Library Team Leaders Gina White and Erica Gillott are growing opportunities to provide SEN students with work placement opportunities following the success of a partnership with Hilltop Special School.

Special student James (pictured at work, and with Gina, Erica and Alison Lawrie from the library), has been supported to become part of the team at Dinnington after his school, Hilltop School, worked with the team to develop a supported work placement.

Now, following the success of the placement, the library team are growing opportunities in other library sites for students with special needs.

Alison Lawrie, Library and Customers Services Officer, said: “It really has been a very rewarding experience. I remember how shy James was when he first started working here. He is a different person now, he is involved, chatting and very happy. Seeing that transformation has been brilliant for me and other staff.”

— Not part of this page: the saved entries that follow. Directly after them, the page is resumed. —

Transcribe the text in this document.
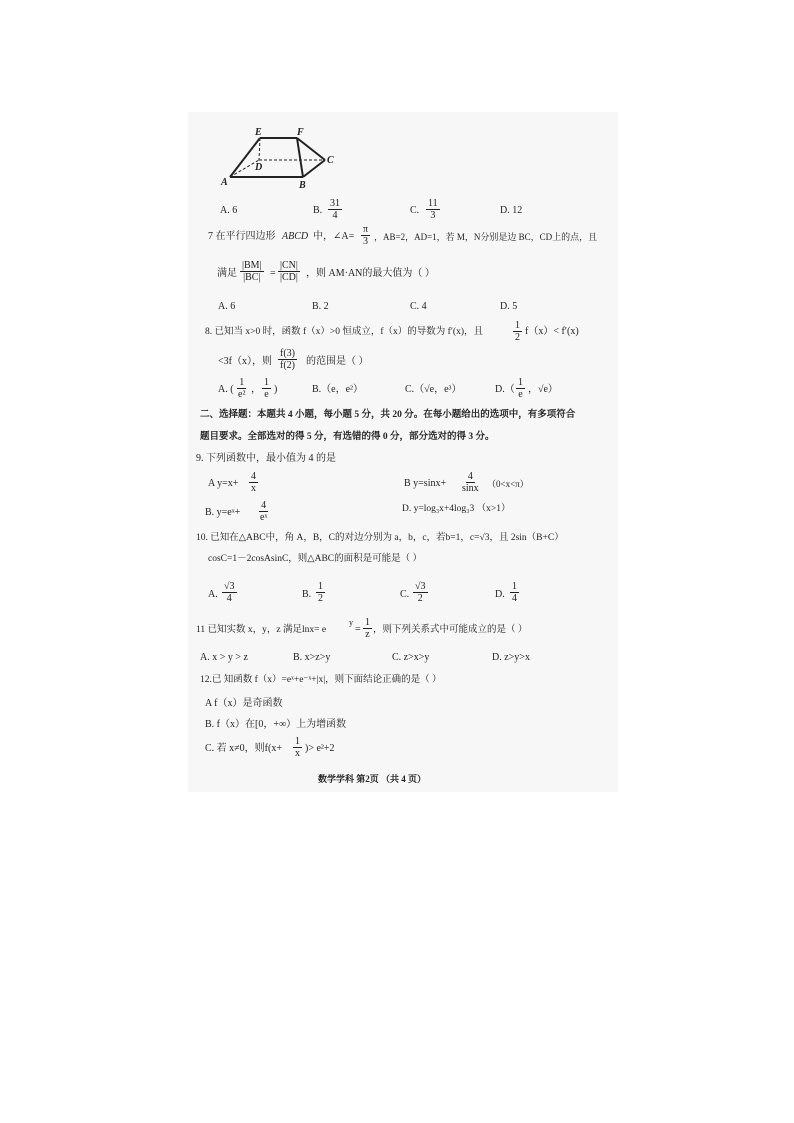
E	F
D
A	B
C
A. 6	B. $\frac{31}{4}$	C. $\frac{11}{3}$	D. 12
7 在平行四边形 ABCD 中，∠A= $\frac{\pi}{3}$ ，AB=2，AD=1，若 M，N分别是边 BC，CD上的点，且
满足 $\frac{|BM|}{|BC|} = \frac{|CN|}{|CD|}$ ，则 AM·AN的最大值为（ ）
A. 6	B. 2	C. 4	D. 5
8. 已知当 x>0 时，函数 f（x）>0 恒成立，f（x）的导数为 f′(x)，且	$\frac{1}{2} f(x)< f'(x)$
<3f（x），则 $\frac{f(3)}{f(2)}$ 的范围是（ ）
A. ( $\frac{1}{\text{e²}}$ ， $\frac{1}{e}$ )	B.（e，e²）	C.（√e，e³）	$D.( \frac{1}{e}$ ，√e）
二、选择题：本题共 4 小题，每小题 5 分，共 20 分。在每小题给出的选项中，有多项符合
题目要求。全部选对的得 5 分，有选错的得 0 分，部分选对的得 3 分。
9. 下列函数中，最小值为 4 的是
A $y=x+ \frac{4}{x}$	B $y=\sin x+ \frac{4}{\sin x} (0<x<\pi)$
B. y=eˣ+ $\frac{4}{\text{eˣ}}$	D. y=log₃x+4log₃3 （x>1）
10. 已知在△ABC中，角 A，B，C的对边分别为 a，b，c，若b=1，c=√3，且 2sin（B+C）
cosC=1－2cosAsinC，则△ABC的面积是可能是（ ）
A. $\frac{√3}{4}$	B. $\frac{1}{2}$	C. $\frac{√3}{2}$	D. $\frac{1}{4}$
11 已知实数 x，y，z 满足lnx= e
y
= $\frac{1}{z}$ ，则下列关系式中可能成立的是（ ）
A. x > y > z	B. x>z>y	C. z>x>y	D. z>y>x
12.已 知函数 f（x）=eˣ+e⁻ˣ+|x|，则下面结论正确的是（ ）
A f（x）是奇函数
B. f（x）在[0，+∞）上为增函数
C. 若 x≠0，则$f(x+ \frac{1}{x}$ )> e²+2
数学学科 第2页 （共 4 页）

Alison has been supported by Hilltop school to create and develop a work placement experience that is good for James and for the library. Staff from the school helped identify tasks that James can complete, or which can be broken down, and help identify and solve potential problems. His duties include sorting books, inputting data, creating displays and keeping the library tidy and clean.

Alison said: “We work together to help James identify what he would like to do next, so as he becomes more confident part of his duties are more customer facing, for example helping people use the self-service library machines. This builds his communication and skills and helps him develop even more, as well as being a valuable extra pair of hands for us.”

Now Gina White and Erica Gillott, Team Leaders for Community Libraries and Customers Services Centres, have launched another placement at another site and are offering one at Aston library too.

Erica said: “It has been a really good experience with James at Dinnington - it’s important workplace experience for him, and very rewarding for staff and the team. It’s given us the confidence to do more. Two things have made a difference – having that support from school to make the placement run smoothly, and Alison’s work with James in the library.”

Gina said: “It has been so successful we have started to roll it out and look at how we can make this part of what we do. We have been reviewing our policies to embed these sorts of opportunities for students and young people with SEN. It’s a model that can be grown, and we should be looking at how to provide more access to work and these sort of opportunities for all types of students.”

James’ school has recently joined the Sheffield City Region Enterprise Advisers Programme and has been matched with Mike Smith, from the Lieutenancy Office. They have identified that providing more, sustainable placements for students is a key need. Five Special Schools have joined the programme, all identifying the same issue. Enterprise Advisers working with these schools are sharing contacts and ideas and developing an ‘SEN Dream Team’ to help make a difference.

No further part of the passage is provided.